Geçen sene bütün sezona yayılan Selçuk-Melo uyumu yanı sıra belli dönemlerde iyi performansları ile öne çıkan Engin, Aydın, Emre ile Galatasaray'ın takım oyunu ve savunması kusurlarını örtüyordu. 4-4-2 sisteminde kanatlarda oynayan oyuncular devşirme olmaları ve yaratıcılık anlamında sınırlı kapasiteleri özellikle iyi kapanan takımlara karşı oyunun kitlenmesine neden oluyordu. Buna karşılık transfer edilen Amrabat ve Hamit'in ilk yarı itibari ile gerçek  performanslarını görebilmiş değiliz. Hamit gerekirse merkezde de, bekte de, çizgide de oynayabilen tecrübeli bir futbolcu olmasına rağmen uyum sorunu yaşadı. Maçlarda sorumluluk almaktan korkmayan bir yapısı var. Bu da çoğu zaman fark yaratmasını sağlıyor. Uyum sorununu atlatıp form tutan bir Hamit bu soruna çözüm olacaktır.

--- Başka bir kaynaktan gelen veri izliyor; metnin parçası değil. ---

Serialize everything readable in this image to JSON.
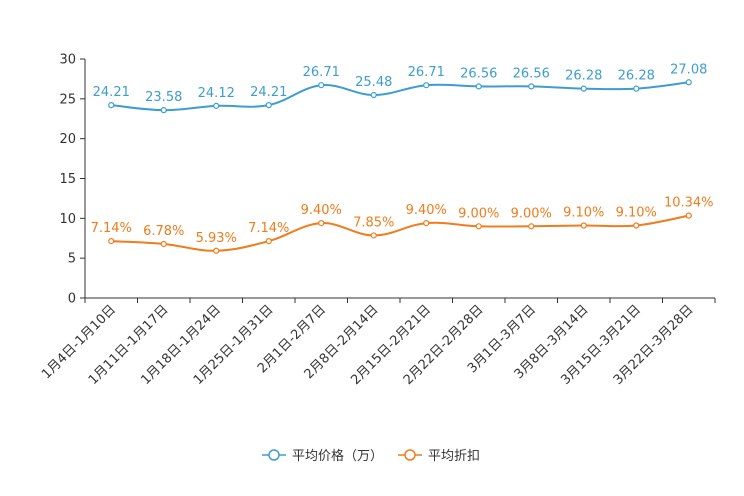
{
  "chart_data": {
    "type": "line",
    "title": "",
    "xlabel": "",
    "ylabel": "",
    "ylim": [
      0,
      30
    ],
    "yticks": [
      0,
      5,
      10,
      15,
      20,
      25,
      30
    ],
    "grid": false,
    "legend_position": "bottom-center",
    "categories": [
      "1月4日-1月10日",
      "1月11日-1月17日",
      "1月18日-1月24日",
      "1月25日-1月31日",
      "2月1日-2月7日",
      "2月8日-2月14日",
      "2月15日-2月21日",
      "2月22日-2月28日",
      "3月1日-3月7日",
      "3月8日-3月14日",
      "3月15日-3月21日",
      "3月22日-3月28日"
    ],
    "series": [
      {
        "name": "平均价格（万）",
        "color": "#3e9dd0",
        "values": [
          24.21,
          23.58,
          24.12,
          24.21,
          26.71,
          25.48,
          26.71,
          26.56,
          26.56,
          26.28,
          26.28,
          27.08
        ],
        "labels": [
          "24.21",
          "23.58",
          "24.12",
          "24.21",
          "26.71",
          "25.48",
          "26.71",
          "26.56",
          "26.56",
          "26.28",
          "26.28",
          "27.08"
        ]
      },
      {
        "name": "平均折扣",
        "color": "#f07c1c",
        "values": [
          7.14,
          6.78,
          5.93,
          7.14,
          9.4,
          7.85,
          9.4,
          9.0,
          9.0,
          9.1,
          9.1,
          10.34
        ],
        "labels": [
          "7.14%",
          "6.78%",
          "5.93%",
          "7.14%",
          "9.40%",
          "7.85%",
          "9.40%",
          "9.00%",
          "9.00%",
          "9.10%",
          "9.10%",
          "10.34%"
        ]
      }
    ]
  }
}
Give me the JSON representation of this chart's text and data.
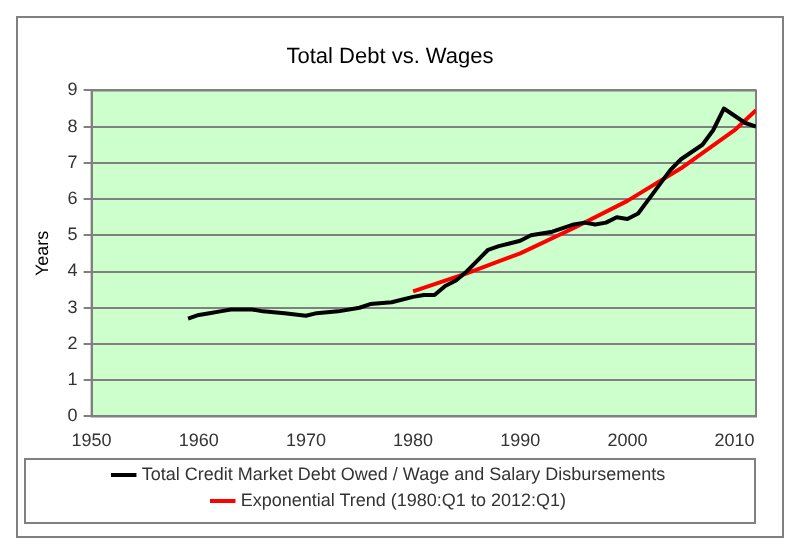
{
  "chart_data": {
    "type": "line",
    "title": "Total Debt vs. Wages",
    "ylabel": "Years",
    "xlim": [
      1950,
      2012
    ],
    "xticks": [
      1950,
      1960,
      1970,
      1980,
      1990,
      2000,
      2010
    ],
    "ylim": [
      0,
      9
    ],
    "yticks": [
      0,
      1,
      2,
      3,
      4,
      5,
      6,
      7,
      8,
      9
    ],
    "grid": "y",
    "legend": "bottom",
    "marker": "none",
    "line_style": "solid",
    "series": [
      {
        "name": "Total Credit Market Debt Owed / Wage and Salary Disbursements",
        "color": "#000000",
        "x": [
          1959,
          1960,
          1961,
          1962,
          1963,
          1965,
          1966,
          1968,
          1970,
          1971,
          1973,
          1975,
          1976,
          1978,
          1980,
          1981,
          1982,
          1983,
          1984,
          1985,
          1986,
          1987,
          1988,
          1990,
          1991,
          1993,
          1995,
          1996,
          1997,
          1998,
          1999,
          2000,
          2001,
          2002,
          2003,
          2004,
          2005,
          2006,
          2007,
          2008,
          2009,
          2010,
          2011,
          2012
        ],
        "values": [
          2.7,
          2.8,
          2.85,
          2.9,
          2.95,
          2.95,
          2.9,
          2.85,
          2.78,
          2.85,
          2.9,
          3.0,
          3.1,
          3.15,
          3.3,
          3.35,
          3.35,
          3.6,
          3.75,
          4.0,
          4.3,
          4.6,
          4.7,
          4.85,
          5.0,
          5.1,
          5.3,
          5.35,
          5.3,
          5.35,
          5.5,
          5.45,
          5.6,
          6.0,
          6.4,
          6.8,
          7.1,
          7.3,
          7.5,
          7.9,
          8.5,
          8.3,
          8.1,
          8.0
        ]
      },
      {
        "name": "Exponential Trend (1980:Q1 to 2012:Q1)",
        "color": "#ff0000",
        "x": [
          1980,
          1985,
          1990,
          1995,
          2000,
          2005,
          2010,
          2012
        ],
        "values": [
          3.45,
          3.95,
          4.5,
          5.2,
          5.95,
          6.85,
          7.9,
          8.45
        ]
      }
    ]
  }
}
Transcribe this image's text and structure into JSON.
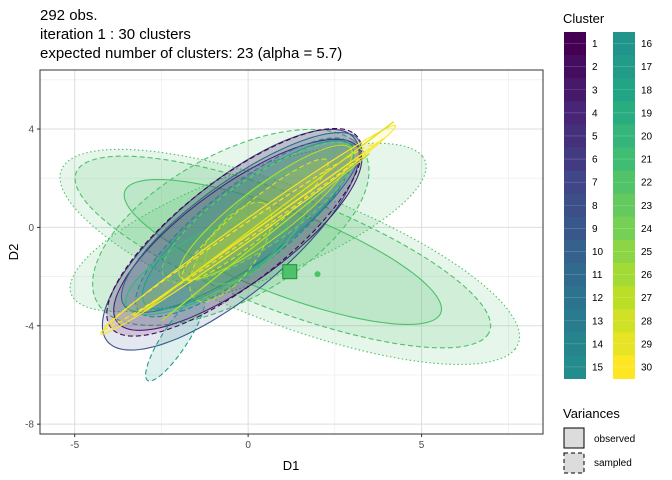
{
  "chart_data": {
    "type": "scatter",
    "subtype": "cluster-ellipses",
    "title_lines": [
      "292 obs.",
      "iteration 1 : 30 clusters",
      "expected number of clusters: 23 (alpha = 5.7)"
    ],
    "xlabel": "D1",
    "ylabel": "D2",
    "xlim": [
      -6,
      8.5
    ],
    "ylim": [
      -8.4,
      6.4
    ],
    "xticks": [
      -5,
      0,
      5
    ],
    "yticks": [
      -8,
      -4,
      0,
      4
    ],
    "grid": true,
    "legend_title": "Cluster",
    "legend_position": "right",
    "cluster_labels": [
      "1",
      "2",
      "3",
      "4",
      "5",
      "6",
      "7",
      "8",
      "9",
      "10",
      "11",
      "12",
      "13",
      "14",
      "15",
      "16",
      "17",
      "18",
      "19",
      "20",
      "21",
      "22",
      "23",
      "24",
      "25",
      "26",
      "27",
      "28",
      "29",
      "30"
    ],
    "cluster_colors": [
      "#440154",
      "#460B5E",
      "#481467",
      "#481D6F",
      "#472676",
      "#45307C",
      "#433880",
      "#404185",
      "#3D4A89",
      "#3A528B",
      "#375A8C",
      "#34618D",
      "#31688E",
      "#2E6F8E",
      "#2C768E",
      "#297D8E",
      "#26848E",
      "#248B8D",
      "#21918C",
      "#1F988B",
      "#1F9F88",
      "#21A685",
      "#28AE80",
      "#32B57A",
      "#3FBC73",
      "#4EC36B",
      "#60C963",
      "#72CF56",
      "#86D549",
      "#9AD93C"
    ],
    "variances_title": "Variances",
    "variances_items": [
      "observed",
      "sampled"
    ],
    "markers": [
      {
        "kind": "square",
        "x": 1.2,
        "y": -1.8,
        "color": "#4CC26A"
      },
      {
        "kind": "dot",
        "x": 2.0,
        "y": -1.9,
        "color": "#4CC26A"
      }
    ],
    "ellipses": [
      {
        "cx": 0.0,
        "cy": 0.0,
        "rx": 5.8,
        "ry": 2.1,
        "angle": 30,
        "color": "#4CC26A",
        "style": "dotted",
        "fill": true
      },
      {
        "cx": 1.2,
        "cy": -1.2,
        "rx": 7.5,
        "ry": 2.6,
        "angle": -30,
        "color": "#4CC26A",
        "style": "dotted",
        "fill": true
      },
      {
        "cx": 1.0,
        "cy": -1.0,
        "rx": 6.8,
        "ry": 2.2,
        "angle": -30,
        "color": "#4CC26A",
        "style": "dashed",
        "fill": true
      },
      {
        "cx": 1.0,
        "cy": -1.0,
        "rx": 5.2,
        "ry": 1.6,
        "angle": -30,
        "color": "#4CC26A",
        "style": "solid",
        "fill": true
      },
      {
        "cx": -0.5,
        "cy": 0.0,
        "rx": 5.0,
        "ry": 2.6,
        "angle": 45,
        "color": "#4CC26A",
        "style": "dashed",
        "fill": true
      },
      {
        "cx": -0.5,
        "cy": -0.5,
        "rx": 5.5,
        "ry": 1.9,
        "angle": 52,
        "color": "#3B528B",
        "style": "solid",
        "fill": true
      },
      {
        "cx": -0.3,
        "cy": -0.3,
        "rx": 5.0,
        "ry": 1.7,
        "angle": 48,
        "color": "#472676",
        "style": "solid",
        "fill": true
      },
      {
        "cx": -0.4,
        "cy": -0.2,
        "rx": 5.3,
        "ry": 1.8,
        "angle": 50,
        "color": "#440154",
        "style": "dashed",
        "fill": true
      },
      {
        "cx": -0.2,
        "cy": 0.2,
        "rx": 4.8,
        "ry": 1.5,
        "angle": 47,
        "color": "#31688E",
        "style": "solid",
        "fill": true
      },
      {
        "cx": -0.1,
        "cy": 0.0,
        "rx": 4.6,
        "ry": 1.4,
        "angle": 50,
        "color": "#26828E",
        "style": "dashed",
        "fill": true
      },
      {
        "cx": 0.0,
        "cy": 0.1,
        "rx": 4.4,
        "ry": 1.3,
        "angle": 49,
        "color": "#1F9E89",
        "style": "solid",
        "fill": true
      },
      {
        "cx": -2.1,
        "cy": -4.5,
        "rx": 1.9,
        "ry": 0.4,
        "angle": 66,
        "color": "#1F9E89",
        "style": "dashed",
        "fill": true
      },
      {
        "cx": -1.2,
        "cy": -1.5,
        "rx": 2.9,
        "ry": 1.1,
        "angle": 40,
        "color": "#35B779",
        "style": "solid",
        "fill": true
      },
      {
        "cx": 0.3,
        "cy": 0.6,
        "rx": 3.8,
        "ry": 1.2,
        "angle": 46,
        "color": "#6DCD59",
        "style": "dashed",
        "fill": true
      },
      {
        "cx": 0.3,
        "cy": 0.0,
        "rx": 2.6,
        "ry": 1.0,
        "angle": 60,
        "color": "#4CC26A",
        "style": "solid",
        "fill": false
      },
      {
        "cx": -0.5,
        "cy": -1.0,
        "rx": 2.2,
        "ry": 0.8,
        "angle": 65,
        "color": "#B4DE2C",
        "style": "dashed",
        "fill": true
      },
      {
        "cx": 0.5,
        "cy": 0.6,
        "rx": 3.6,
        "ry": 0.9,
        "angle": 48,
        "color": "#B4DE2C",
        "style": "solid",
        "fill": true
      },
      {
        "cx": 0.2,
        "cy": 0.3,
        "rx": 3.2,
        "ry": 0.6,
        "angle": 50,
        "color": "#DCE319",
        "style": "dashed",
        "fill": true
      },
      {
        "cx": 0.0,
        "cy": -0.1,
        "rx": 6.0,
        "ry": 0.35,
        "angle": 45,
        "color": "#FDE725",
        "style": "solid",
        "fill": true
      },
      {
        "cx": -0.3,
        "cy": -0.4,
        "rx": 5.4,
        "ry": 0.25,
        "angle": 44,
        "color": "#FDE725",
        "style": "dashed",
        "fill": false
      }
    ]
  }
}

Şahsen aşırı yüksek bulduğum bir bedel ile takıma katılan Amrabat yetenekleri olan, potansiyeli yüksek bir oyuncu ama tecrübe ve mental açıdan gelişime ihtiyacı var. Bazı maçlarda çok etkiliydi ama bazı maçlarda da adeta sahada yoktu. Kötü maçları iyi olanlara nazaran fazla. 

Saçma sebeplerle takıma geç katılan, hazırlık kampını kaçıran ve aklı halen geçen senede olan Melo fazlası ile cepten yedi. Ligin özellikle ilk 2 ayında çok vasat performans gösteren Melo halen istenilen düzeyde değil. Devre arası en çok konuşulma nedeni Elazığ'da penaltı kurtarması. Şans bulan Yekta bu şansı iyi değerlendirdi. Yerli rotasyonunda önemli bir isim. 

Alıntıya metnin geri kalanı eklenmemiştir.